The singular spectacle of nearly an entire property dedicated to Trees, did not fail to attract the attention of his neighbours, who entertained no belief of the extraordinary success of Wood, in these high latitudes; but the repeated premiums and medals, conferred by the Society of Arts, soon attested the importance of his operations. After the plantations had grown for five-andtwenty years or more, Mr White began to think of establishing his residence on the spot. For that purpose, he built a commodious House and offices; he laid out an excellent KitchenGarden; and added Shrubberies, a Piece of Water, and a handsome little Park, all cut out of this extensive woodland. Enclosures, adapted to tillage, soon followed, which were added to the arable farm, already in his own occupation.
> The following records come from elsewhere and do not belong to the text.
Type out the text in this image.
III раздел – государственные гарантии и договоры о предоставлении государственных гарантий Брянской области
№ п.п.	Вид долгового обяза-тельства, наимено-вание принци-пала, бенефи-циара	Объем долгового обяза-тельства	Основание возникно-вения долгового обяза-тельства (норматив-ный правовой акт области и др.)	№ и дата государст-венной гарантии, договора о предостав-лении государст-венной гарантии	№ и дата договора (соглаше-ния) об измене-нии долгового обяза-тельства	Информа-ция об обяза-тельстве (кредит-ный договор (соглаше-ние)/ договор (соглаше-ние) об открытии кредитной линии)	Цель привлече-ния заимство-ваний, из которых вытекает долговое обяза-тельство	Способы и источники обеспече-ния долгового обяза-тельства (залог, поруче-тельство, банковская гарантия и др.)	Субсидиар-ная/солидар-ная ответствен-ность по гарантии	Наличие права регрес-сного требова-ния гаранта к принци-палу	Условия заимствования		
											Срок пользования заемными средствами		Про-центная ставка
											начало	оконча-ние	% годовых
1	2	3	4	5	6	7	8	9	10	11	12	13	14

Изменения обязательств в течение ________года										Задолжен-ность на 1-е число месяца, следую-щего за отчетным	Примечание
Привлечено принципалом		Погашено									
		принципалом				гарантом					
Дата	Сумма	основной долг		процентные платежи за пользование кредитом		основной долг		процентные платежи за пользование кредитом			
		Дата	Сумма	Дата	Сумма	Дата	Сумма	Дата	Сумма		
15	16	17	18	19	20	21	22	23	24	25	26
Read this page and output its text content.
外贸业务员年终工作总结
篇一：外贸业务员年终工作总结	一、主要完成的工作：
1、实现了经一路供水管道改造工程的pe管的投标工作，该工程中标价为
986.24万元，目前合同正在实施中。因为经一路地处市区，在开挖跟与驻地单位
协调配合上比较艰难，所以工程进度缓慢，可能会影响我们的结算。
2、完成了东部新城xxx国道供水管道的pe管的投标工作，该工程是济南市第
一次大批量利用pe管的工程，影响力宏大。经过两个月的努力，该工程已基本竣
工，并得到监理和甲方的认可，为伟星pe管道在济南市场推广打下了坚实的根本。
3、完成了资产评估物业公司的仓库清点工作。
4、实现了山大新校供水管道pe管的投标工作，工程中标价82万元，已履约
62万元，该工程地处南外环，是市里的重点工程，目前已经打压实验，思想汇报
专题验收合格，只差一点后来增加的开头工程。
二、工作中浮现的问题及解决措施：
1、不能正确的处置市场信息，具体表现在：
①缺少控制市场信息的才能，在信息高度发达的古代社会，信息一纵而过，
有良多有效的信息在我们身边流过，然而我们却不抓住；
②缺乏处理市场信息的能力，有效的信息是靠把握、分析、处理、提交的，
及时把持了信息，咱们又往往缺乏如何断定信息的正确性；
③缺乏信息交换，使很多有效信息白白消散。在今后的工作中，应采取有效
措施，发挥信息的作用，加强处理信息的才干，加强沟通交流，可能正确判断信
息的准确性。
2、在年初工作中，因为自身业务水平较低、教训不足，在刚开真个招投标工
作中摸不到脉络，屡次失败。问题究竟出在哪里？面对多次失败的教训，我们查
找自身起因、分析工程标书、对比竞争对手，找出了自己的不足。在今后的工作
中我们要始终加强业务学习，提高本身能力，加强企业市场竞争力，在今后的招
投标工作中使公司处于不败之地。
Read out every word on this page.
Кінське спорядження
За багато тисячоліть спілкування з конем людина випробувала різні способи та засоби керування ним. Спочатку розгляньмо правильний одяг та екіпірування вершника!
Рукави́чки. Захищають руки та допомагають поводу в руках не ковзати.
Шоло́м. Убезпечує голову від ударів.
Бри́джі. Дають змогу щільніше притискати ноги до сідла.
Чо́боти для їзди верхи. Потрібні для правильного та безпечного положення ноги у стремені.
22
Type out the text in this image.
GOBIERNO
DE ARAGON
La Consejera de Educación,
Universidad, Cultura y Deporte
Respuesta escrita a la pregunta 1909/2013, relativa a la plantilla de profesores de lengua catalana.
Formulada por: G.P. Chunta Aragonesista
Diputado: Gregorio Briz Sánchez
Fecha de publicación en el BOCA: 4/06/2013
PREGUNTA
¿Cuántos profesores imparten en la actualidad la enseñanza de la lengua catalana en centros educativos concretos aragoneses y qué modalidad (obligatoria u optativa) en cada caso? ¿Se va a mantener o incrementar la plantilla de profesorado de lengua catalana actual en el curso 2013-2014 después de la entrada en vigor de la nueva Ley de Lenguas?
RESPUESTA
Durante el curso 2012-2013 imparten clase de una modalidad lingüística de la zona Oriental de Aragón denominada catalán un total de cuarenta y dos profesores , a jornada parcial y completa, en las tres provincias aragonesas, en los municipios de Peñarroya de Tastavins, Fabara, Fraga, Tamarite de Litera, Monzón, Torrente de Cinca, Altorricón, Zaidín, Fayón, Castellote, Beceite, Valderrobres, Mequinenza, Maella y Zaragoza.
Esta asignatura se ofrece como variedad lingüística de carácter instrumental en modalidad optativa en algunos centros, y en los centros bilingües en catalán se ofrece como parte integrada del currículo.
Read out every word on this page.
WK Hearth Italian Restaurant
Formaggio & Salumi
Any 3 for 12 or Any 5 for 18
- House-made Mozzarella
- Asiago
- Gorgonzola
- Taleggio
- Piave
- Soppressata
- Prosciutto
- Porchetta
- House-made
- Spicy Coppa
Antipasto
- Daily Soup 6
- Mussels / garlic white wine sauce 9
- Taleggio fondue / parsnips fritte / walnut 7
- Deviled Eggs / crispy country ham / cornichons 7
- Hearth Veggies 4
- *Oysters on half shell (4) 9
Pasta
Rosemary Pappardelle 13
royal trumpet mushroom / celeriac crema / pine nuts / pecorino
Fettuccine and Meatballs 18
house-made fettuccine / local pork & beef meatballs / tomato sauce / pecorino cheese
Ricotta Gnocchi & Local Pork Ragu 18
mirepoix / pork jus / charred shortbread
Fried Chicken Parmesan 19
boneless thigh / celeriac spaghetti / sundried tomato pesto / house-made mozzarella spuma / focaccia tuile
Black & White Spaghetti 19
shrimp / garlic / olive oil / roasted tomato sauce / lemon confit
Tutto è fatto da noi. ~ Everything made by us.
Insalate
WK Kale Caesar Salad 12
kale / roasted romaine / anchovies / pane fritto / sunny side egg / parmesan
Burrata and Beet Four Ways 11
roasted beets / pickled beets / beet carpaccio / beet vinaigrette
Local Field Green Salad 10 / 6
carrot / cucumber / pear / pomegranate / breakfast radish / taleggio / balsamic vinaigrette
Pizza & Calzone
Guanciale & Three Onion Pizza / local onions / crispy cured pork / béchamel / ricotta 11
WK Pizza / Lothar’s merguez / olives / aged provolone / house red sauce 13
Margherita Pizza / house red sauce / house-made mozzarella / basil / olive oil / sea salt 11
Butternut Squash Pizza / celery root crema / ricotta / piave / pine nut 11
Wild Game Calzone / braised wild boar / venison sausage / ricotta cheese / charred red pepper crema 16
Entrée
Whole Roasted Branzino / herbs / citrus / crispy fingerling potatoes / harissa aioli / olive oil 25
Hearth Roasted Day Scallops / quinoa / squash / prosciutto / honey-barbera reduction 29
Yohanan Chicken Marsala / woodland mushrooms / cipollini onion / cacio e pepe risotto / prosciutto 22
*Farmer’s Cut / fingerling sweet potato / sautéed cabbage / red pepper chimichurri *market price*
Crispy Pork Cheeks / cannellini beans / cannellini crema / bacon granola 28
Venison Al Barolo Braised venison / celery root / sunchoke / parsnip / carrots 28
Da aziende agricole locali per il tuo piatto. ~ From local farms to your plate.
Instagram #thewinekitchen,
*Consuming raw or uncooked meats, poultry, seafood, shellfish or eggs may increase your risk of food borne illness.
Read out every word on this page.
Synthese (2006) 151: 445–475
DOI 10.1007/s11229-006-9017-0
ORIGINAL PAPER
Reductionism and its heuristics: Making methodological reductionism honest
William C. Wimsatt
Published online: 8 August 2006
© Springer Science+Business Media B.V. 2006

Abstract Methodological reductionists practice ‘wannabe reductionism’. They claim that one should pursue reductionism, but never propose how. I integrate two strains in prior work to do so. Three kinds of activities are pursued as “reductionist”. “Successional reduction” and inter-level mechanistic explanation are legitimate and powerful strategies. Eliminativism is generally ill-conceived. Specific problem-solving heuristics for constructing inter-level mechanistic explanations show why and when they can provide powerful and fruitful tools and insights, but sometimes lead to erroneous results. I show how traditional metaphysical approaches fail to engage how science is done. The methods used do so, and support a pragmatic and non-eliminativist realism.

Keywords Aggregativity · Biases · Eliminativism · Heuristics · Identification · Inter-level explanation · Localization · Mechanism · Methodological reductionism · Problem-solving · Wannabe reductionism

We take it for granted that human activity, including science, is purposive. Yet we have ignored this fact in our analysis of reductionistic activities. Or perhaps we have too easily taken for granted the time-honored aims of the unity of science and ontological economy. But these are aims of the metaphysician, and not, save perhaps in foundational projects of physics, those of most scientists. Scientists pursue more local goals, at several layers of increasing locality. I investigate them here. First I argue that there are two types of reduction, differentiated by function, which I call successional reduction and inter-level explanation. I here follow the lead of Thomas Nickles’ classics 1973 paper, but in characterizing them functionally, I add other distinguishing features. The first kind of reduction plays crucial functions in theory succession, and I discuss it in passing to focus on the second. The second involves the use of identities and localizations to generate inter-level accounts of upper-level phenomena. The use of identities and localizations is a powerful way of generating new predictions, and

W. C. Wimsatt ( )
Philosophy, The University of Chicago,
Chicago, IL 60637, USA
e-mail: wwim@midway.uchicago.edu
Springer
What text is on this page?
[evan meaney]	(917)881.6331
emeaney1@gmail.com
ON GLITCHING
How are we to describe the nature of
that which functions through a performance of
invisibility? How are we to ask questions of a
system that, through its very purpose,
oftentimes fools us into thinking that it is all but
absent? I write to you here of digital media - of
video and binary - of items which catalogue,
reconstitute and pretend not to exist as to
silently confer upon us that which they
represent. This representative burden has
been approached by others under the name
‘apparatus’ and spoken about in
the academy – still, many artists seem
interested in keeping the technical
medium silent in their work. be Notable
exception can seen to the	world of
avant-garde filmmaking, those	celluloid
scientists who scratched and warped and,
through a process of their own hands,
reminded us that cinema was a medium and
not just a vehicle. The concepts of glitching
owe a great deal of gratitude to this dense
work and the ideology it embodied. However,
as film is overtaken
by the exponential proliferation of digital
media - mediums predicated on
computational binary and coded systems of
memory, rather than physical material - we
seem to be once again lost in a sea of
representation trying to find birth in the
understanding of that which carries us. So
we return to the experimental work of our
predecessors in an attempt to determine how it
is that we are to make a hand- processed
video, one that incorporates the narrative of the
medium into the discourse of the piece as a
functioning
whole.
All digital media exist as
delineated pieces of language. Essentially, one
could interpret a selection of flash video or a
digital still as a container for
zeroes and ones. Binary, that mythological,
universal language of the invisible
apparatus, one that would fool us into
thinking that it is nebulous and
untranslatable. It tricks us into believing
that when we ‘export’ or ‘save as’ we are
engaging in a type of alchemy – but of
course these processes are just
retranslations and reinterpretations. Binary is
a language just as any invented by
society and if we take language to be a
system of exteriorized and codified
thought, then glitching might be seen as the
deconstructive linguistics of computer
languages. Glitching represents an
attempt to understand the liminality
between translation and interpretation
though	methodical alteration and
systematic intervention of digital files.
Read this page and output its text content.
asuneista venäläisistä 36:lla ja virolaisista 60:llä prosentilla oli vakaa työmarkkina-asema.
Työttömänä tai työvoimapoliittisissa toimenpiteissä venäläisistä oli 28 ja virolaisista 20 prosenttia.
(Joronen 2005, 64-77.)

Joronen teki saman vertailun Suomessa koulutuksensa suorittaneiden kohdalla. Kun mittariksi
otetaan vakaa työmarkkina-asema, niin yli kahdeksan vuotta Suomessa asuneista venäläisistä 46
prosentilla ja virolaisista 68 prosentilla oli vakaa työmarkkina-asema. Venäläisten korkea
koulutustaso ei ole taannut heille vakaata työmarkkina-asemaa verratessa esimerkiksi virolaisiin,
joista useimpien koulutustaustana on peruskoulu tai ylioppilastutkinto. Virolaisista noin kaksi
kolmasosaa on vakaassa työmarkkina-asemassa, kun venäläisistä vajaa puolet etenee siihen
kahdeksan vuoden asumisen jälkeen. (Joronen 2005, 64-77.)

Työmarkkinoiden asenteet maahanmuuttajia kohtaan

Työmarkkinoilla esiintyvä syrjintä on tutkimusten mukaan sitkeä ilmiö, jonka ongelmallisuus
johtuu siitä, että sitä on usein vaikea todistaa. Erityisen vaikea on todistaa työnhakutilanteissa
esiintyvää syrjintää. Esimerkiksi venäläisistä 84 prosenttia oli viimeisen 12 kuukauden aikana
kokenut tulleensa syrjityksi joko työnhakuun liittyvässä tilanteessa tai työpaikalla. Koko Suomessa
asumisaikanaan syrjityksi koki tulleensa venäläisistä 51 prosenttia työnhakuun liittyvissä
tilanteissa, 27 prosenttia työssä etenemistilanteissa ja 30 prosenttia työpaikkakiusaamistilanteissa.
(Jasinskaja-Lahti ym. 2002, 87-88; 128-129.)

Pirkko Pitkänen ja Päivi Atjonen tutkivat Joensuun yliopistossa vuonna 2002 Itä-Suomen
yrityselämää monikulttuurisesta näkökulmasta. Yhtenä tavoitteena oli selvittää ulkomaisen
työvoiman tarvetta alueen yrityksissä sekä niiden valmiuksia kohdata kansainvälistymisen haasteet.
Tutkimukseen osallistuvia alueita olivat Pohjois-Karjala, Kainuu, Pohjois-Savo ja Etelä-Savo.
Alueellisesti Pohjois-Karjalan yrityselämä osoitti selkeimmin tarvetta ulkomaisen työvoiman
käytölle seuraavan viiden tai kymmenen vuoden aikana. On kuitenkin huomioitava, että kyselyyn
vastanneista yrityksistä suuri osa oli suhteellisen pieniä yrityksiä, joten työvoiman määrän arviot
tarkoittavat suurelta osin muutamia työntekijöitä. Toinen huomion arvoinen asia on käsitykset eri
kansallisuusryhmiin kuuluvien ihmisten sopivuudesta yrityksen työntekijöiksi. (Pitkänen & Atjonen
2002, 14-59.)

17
But the wonderful part of the story still remains to be told. It is well known to those, who chance to have subjected to the plough old woodland, how inconceivably even the poorest soils are meliorated, by the droppings of Trees, and particularly of the Larch, for any considerable length of time, and the rich coat of vegetable mould, which is thereby accumulated on the original surface. The first years' crops of Corn were accordingly immense; and those that followed were such, as to give an extraordinary impulse to the good culture, which gradually took place. After the park was laid down, and the farm improved, the Land-rent, fairly estimating its value to a tenant, amounted to no less than about L.250 a year.

In respect to the Plantations, after the first ten or twelve years, they began to pay admirably, in Pit-wood, Hedge-stakes,

and other country uses; and the Fir and Larch the best of all, from the Tanning principle so powerfully possessed by the latter, over and above the value of the Wood.-On inquiry, many years ago, I found, that the Larch-wood alone returned Mr White L.650 a year, a sum not greatly less than the price he had paid for the entire estate: And, five or six years since, it appeared, that his son, the present Mr White, had long drawn more than L.400 a year for his Larch-bark only, and L.1000 a year, as the revenue of his entire Woods!-This, it is to be observed, was derived merely from the thinnings of these thriving plantations; including, of course, the cutting out of the Place and Park, as already stated.

To those acquainted with the rapid progress made by the Larch, on a gravelly soil, on which any tolerable quantity of vegetable mould has been aggregated, it is a well-known fact, that it doubles its value every three years, after fifteen years old, and every five years, after five-and-twenty; so that it was obvious, that, in that ratio, it must soon reach the greatest size and value, that the soil and climate would admit. This period has now nearly arrived; and a valuation having been made of the whole of the Fir and Larch Wood on the estate, it amounted last year (1826) to the surprising sum of L.40,000, putting no value on any other species of wood!!! Whatever is at its best, it is pretty clear, can admit of no further improvement; so that the judicious owner, as I am informed, has it now in contemplation, to cut down the whole; and, after taking two crops of Corn (which must be of the most abundant sort), to plant the estate anew, in order to create a second fortune for his family!

I regret that I am not so much acquainted with the details, as to give a comparative view of the Expenditure, and the Returns from the beginning; as it might prove interesting to those who are embarking, or who may hereafter embark, in similar designs. But there is good ground to believe, that Arboricultural skill and perseverance were never more amply or speedily rewarded, even during the life-time of the planter, than by this judicious and most successful speculation.